MPI_Comm bigworld_comm = MPI_COMM_NULL;
MPI_Comm other_comm = MPI_COMM_NULL;

int parlib_init (const char *argv0, int n)
{
    MPI_Init(NULL, NULL);

    MPI_Comm_get_parent(&other_comm);
    if (other_comm == MPI_COMM_NULL)
    {
        printf("[main] Spawning workers...\n");
        MPI_Comm_spawn(argv0, MPI_ARGV_NULL, n-1, MPI_INFO_NULL, 0,
                       MPI_COMM_SELF, &other_comm, MPI_ERRCODES_IGNORE);
        MPI_Intercomm_merge(other_comm, 0, &bigworld_comm);
        return 0;
    }

    int rank, size;
    MPI_Comm_rank(MPI_COMM_WORLD, &rank);
    MPI_Comm_size(MPI_COMM_WORLD, &size);
    printf("[worker] %d of %d here\n", rank, size);
    MPI_Intercomm_merge(other_comm, 1, &bigworld_comm);
    return 1;
}

int parlib_dowork (void)
{
    int data = 1, result = -1, size, rank;

    MPI_Comm_rank(bigworld_comm, &rank);
    MPI_Comm_size(bigworld_comm, &size);

    if (rank == 0)
    {
        printf("[main] Doing work with %d processes in total\n", size);
        data = 1;
    }

    MPI_Bcast(&data, 1, MPI_INT, 0, bigworld_comm);
    data *= (1 + rank);
    MPI_Reduce(&data, &result, 1, MPI_INT, MPI_SUM, 0, bigworld_comm);

    return result;
}

void parlib_finalize (void)
{
    MPI_Comm_free(&bigworld_comm);
    MPI_Comm_free(&other_comm);
    MPI_Finalize();
}

int main (int argc, char **argv)
{
    if (parlib_init(argv[0], 4))
    {
        // Worker process
        (void)parlib_dowork();
        printf("[worker] Done\n");
        parlib_finalize();
        return 0;
    }

    // Main process
    // Show GUI, save the world, etc.
    int result = parlib_dowork();
    printf("[main] Result = %d\n", result);
    parlib_finalize();

    printf("[main] Shutting down\n");
    return 0;
}

And here is an example output:

$ mpicc -o hybrid hybrid.c
$ ./hybrid
[main] Spawning workers...
[worker] 0 of 3 here
[worker] 2 of 3 here
[worker] 1 of 3 here
[main] Doing work with 4 processes in total
[worker] Done
[worker] Done
[main] Result = 10
[worker] Done
[main] Shutting down

Some things to keep in mind when designing such parallel libraries:

• MPI can only be initialised once.
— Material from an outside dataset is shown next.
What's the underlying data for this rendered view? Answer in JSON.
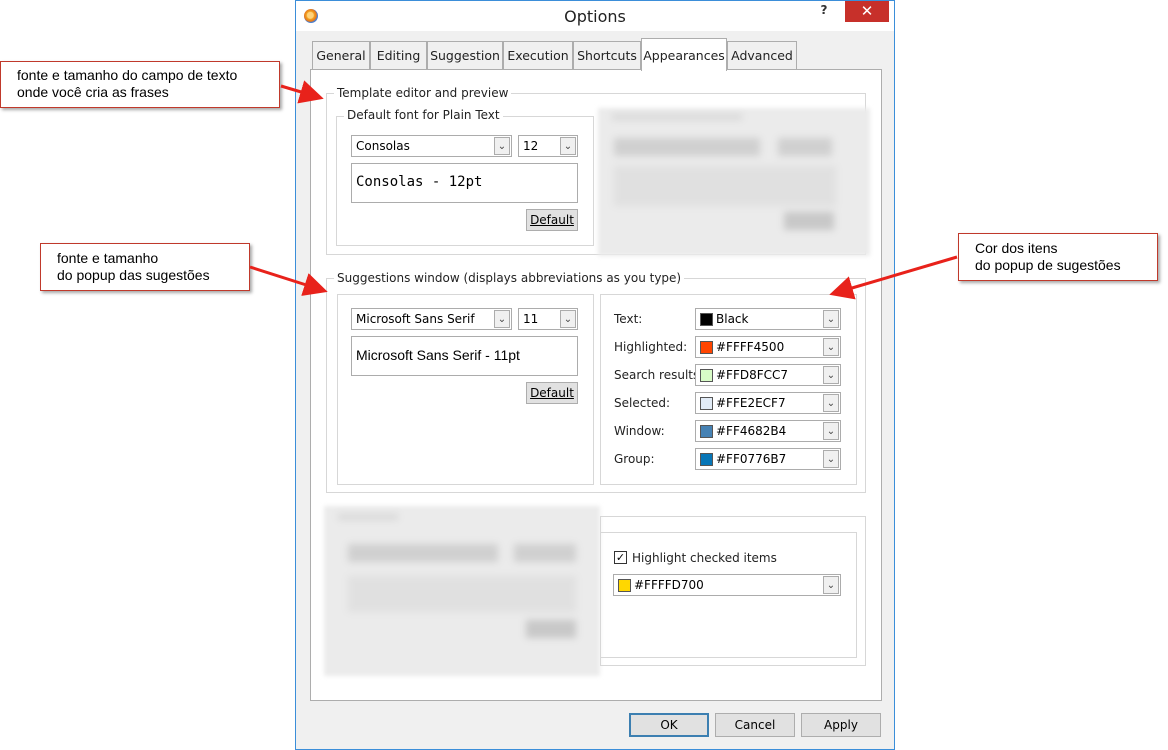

If necessary, call MPI_Initialized to check if the library has already been initialised.
• MPI can only be finalized once. Again, MPI_Finalized is your friend. It can be used in something like an atexit() handler to implement a universal MPI finalisation on program exit.
• When used in threaded contexts (usual when GUIs are involved), MPI must be initialised with support for threads. See MPI_Init_thread.